Antes da entrada em vigor do MiCA, diferentes estados-membros da UE aplicavam padrões regulatórios distintos a exchanges de criptomoedas e prestadores de serviços de ativos digitais. Alguns países exigiam licenças específicas, enquanto outros não possuíam arcabouços regulatórios claros. Essa divergência aumentou a complexidade das operações transfronteiriças para as empresas e também prejudicou os níveis de proteção ao investidor.

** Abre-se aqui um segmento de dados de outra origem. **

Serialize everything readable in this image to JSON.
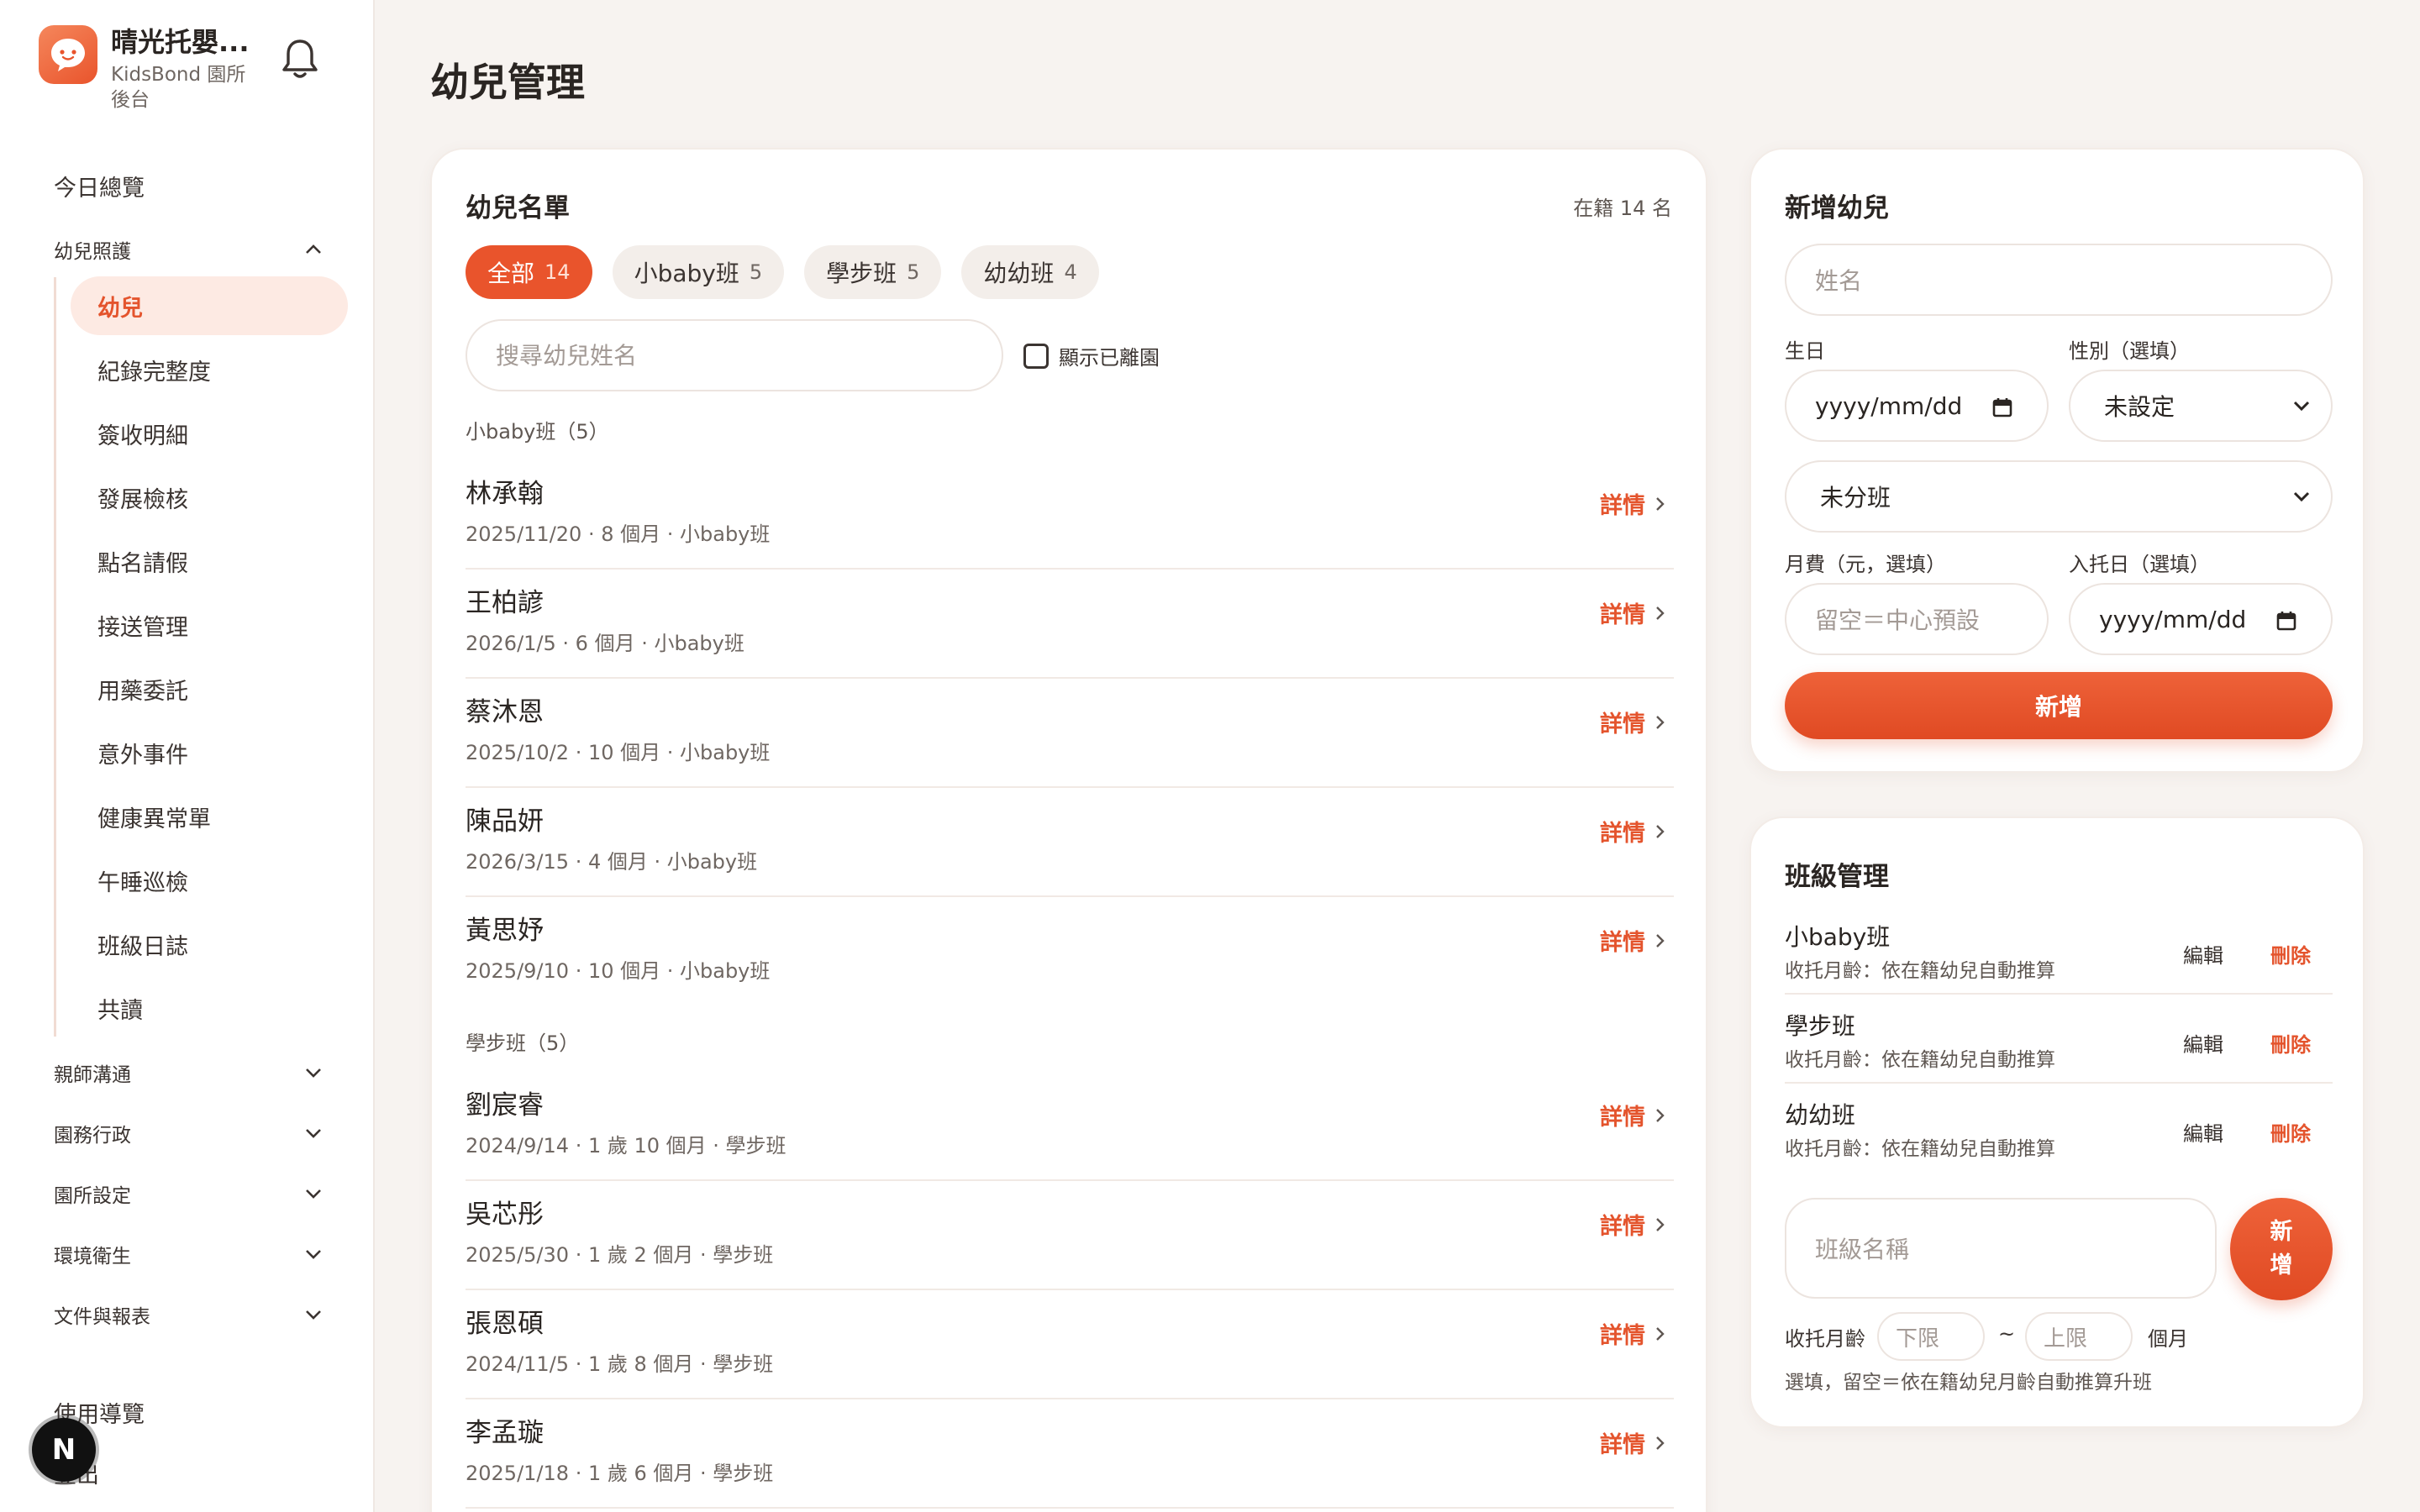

Com o sistema CASP, todo o mercado da UE passa a contar, pela primeira vez, com um padrão regulatório unificado para serviços de ativos cripto. As empresas podem operar sob regras consistentes, enquanto os usuários se beneficiam de maior proteção de mercado e transparência informacional.

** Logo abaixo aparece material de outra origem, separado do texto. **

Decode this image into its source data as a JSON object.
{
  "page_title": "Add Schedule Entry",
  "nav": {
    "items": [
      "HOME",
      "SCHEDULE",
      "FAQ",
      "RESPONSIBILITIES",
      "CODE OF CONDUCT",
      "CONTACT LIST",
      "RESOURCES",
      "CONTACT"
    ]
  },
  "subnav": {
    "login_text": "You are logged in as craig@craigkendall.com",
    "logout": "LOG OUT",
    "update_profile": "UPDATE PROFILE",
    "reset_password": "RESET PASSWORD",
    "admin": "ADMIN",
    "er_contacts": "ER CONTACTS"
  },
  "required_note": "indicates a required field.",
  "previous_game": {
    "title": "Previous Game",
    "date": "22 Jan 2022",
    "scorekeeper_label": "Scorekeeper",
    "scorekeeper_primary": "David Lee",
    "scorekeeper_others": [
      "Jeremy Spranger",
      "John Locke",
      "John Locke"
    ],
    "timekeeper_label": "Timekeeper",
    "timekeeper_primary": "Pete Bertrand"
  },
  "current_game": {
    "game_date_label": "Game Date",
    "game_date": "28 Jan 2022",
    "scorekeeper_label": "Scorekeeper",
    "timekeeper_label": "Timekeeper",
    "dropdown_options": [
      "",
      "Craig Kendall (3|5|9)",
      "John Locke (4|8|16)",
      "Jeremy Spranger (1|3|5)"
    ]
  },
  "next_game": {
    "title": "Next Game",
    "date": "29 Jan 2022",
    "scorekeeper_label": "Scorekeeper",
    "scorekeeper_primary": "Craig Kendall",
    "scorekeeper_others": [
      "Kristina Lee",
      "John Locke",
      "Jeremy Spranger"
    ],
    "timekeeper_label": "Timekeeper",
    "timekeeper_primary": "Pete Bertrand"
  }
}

O MiCA define claramente o escopo de supervisão do CASP, abrangendo a maioria das instituições que prestam serviços de ativos digitais a usuários.
Os CASPs mais típicos incluem as exchanges de criptomoedas. Essas plataformas facilitam a negociação e a correspondência de ordens de ativos digitais, tornando-se alvos regulatórios prioritários.
As instituições de custódia de ativos digitais também se enquadram na categoria CASP. Essas entidades custodiam as chaves privadas dos usuários ou gerenciam os ativos dos clientes, assumindo responsabilidades significativas de segurança e conformidade.
Além disso, corretoras, prestadores de serviços de transferência de ativos digitais, plataformas de execução de ordens e instituições de consultoria de investimentos podem ser incluídos na estrutura regulatória do CASP.
Com a evolução do setor Web3, um número crescente de plataformas que oferecem serviços de ativos digitais está enfrentando requisitos de conformidade com o CASP.
As exchanges de criptomoedas estão entre os alvos primários mais importantes da regulação do CASP.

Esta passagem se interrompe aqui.